Outside conservative circles, Pruitt has been criticized for executing some of these maneuvers in a sloppy fashion that leaves them vulnerable to legal challenges. And some observers have noted that he hasn’t completed the long and winding regulatory process that will lead to the regulations’ full repeal, which means it may be too early for his supporters to celebrate.
But these critiques set the bar too high. Pruitt has reversed the trajectory at the EPA and placed business concerns on an even playing field with environmental protection. And, as a result, the most significant rules, including the Clean Power Plan and a rule regulating waterways across the country, are essentially no more. Career staffers are in limbo after 1,000 left in the first fiscal year of the Trump Administration and the agency has slowed enforcement, says Jeff Ruch, executive director of Public Employees for Environmental Responsibility, a nonprofit that represents employees at government agencies that deal with the environment.

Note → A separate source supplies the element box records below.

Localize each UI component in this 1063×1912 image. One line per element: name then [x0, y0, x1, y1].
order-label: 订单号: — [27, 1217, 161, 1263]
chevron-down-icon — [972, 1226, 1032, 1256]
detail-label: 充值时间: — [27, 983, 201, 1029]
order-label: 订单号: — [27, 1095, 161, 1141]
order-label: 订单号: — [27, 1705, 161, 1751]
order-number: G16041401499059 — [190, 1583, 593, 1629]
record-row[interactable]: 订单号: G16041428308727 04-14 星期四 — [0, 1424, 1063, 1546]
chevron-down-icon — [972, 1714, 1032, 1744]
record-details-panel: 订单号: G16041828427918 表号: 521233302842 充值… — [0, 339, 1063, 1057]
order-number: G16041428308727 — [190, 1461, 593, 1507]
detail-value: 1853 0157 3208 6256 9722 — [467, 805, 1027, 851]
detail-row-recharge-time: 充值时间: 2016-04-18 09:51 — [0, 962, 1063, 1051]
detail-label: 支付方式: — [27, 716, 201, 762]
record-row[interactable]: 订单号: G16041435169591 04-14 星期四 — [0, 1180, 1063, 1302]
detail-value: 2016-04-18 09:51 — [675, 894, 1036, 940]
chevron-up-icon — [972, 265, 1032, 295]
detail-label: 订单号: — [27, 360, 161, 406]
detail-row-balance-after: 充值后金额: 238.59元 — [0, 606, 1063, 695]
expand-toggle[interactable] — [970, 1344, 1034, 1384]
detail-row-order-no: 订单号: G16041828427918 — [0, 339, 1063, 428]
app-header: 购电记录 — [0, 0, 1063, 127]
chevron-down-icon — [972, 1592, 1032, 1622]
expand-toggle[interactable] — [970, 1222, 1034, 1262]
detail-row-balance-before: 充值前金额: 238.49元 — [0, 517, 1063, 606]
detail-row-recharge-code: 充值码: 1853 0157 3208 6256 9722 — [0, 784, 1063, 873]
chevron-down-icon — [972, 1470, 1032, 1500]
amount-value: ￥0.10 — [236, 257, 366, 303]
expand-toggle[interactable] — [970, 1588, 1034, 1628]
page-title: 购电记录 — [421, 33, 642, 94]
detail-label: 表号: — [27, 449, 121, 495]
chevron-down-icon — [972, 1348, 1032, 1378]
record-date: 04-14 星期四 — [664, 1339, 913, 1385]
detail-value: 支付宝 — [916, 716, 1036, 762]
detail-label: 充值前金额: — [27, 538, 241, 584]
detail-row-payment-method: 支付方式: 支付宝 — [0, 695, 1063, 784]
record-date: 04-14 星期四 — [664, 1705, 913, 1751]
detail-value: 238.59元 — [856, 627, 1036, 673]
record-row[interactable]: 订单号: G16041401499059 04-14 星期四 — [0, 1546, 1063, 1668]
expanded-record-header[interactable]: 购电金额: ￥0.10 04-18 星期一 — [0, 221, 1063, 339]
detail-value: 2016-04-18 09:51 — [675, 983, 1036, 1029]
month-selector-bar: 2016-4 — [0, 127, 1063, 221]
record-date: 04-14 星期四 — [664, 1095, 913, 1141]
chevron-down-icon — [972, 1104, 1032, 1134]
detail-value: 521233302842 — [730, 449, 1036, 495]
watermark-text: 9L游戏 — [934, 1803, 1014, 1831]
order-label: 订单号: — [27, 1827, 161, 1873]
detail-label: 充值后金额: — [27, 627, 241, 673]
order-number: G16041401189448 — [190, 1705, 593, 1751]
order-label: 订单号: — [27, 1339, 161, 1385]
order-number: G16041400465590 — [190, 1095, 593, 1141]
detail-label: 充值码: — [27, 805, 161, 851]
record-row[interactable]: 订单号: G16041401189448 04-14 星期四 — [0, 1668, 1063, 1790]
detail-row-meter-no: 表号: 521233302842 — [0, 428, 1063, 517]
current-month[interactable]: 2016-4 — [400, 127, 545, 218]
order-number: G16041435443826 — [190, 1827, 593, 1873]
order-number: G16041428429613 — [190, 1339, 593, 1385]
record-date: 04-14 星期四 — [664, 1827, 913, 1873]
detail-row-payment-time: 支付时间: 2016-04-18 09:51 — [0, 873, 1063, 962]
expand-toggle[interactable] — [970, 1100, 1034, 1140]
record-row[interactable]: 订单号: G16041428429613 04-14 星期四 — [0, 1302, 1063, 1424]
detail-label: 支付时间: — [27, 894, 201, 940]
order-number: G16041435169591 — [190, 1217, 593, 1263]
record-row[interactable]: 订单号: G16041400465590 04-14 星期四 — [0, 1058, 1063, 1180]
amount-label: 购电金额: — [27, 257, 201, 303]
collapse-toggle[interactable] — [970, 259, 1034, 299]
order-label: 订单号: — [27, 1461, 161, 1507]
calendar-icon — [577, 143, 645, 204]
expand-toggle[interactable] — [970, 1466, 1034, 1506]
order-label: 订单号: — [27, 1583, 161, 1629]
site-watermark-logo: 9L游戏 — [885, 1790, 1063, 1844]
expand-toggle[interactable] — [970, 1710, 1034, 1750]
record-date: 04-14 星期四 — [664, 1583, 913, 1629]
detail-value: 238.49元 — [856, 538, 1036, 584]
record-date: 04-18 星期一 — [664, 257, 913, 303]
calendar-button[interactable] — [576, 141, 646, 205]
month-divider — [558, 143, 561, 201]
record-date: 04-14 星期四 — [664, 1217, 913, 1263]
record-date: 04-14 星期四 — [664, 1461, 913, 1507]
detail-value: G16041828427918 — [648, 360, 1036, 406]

No matter what sticks from Pruitt’s deregulatory agenda — and some of its most important elements certainly will — changing course will be difficult when the next president comes to town. “It’s true that he has suffered a few defeats,” says Michael Brune, executive director of the Sierra Club. “But he’s still had a significantly negative impact on our air, our water and certainly our climate.”
More significantly for Trump, the president’s supporters are satisfied.
Coal executive Bob Murray, whose company Murray Energy donated at least $1 million to a Trump-supporting super PAC last year, dismissed the criticism as “much ado about nothing” in an interview with TIME earlier this month. Murray had asked Pruitt to repeal the Clean Power Plan along with other regulations, which Pruitt has subsequently targeted. It’s “simply a criticism by liberals of the star of the Trump administration,” he said. “He’s done more for America and the right wing than any other appointee.”
Beyond supporting the coal industry, Pruitt has taken a number of steps to help key Trump constituencies. In a trip to Morocco, he promoted U.S. liquified natural gas exports. Carl Icahn, who gave $200,000 to Trump’s victory fund in 2016, owns a controlling stake in the biggest U.S. exporter of liquefied natural gas. Dow Chemical donated $1 million to Trump’s inaugural committee and the company’s CEO maintained close ties with Trump. Pruitt delivered the company a big win when he halted the ban on chlorpyrifos, a pesticide sold by the company. Pruitt’s work targeting the Waters of the U.S. rule — which places many small waterways across the country under federal regulatory control — won praise from farmers and ranchers across the country.
Even with that support, Pruitt’s staying power is remarkable in a town where even the color of your suit can draw a firestorm of media criticism.
On top of the major controversies, the public has also learned in recent weeks that Pruitt instructed his security detail to use sirens when there was no emergency, brought his security detail with him on family trips, considered hiring a private jet service at the cost of $100,000 a month, considered changing the agency’s logo on agency souvenirs to include his name and a Bible verse and spent lavishly during his time as Oklahoma attorney general.
For Pruitt’s critics, the list of scandals is mind-boggling.
“We’re looking at the worst of the worst in the Trump Administration,” says Jordan Libowitz, communications director at Citizens for Responsibility and Ethics in Washington, a watchdog group. “Any one of these scandals would be reason enough to fire him.”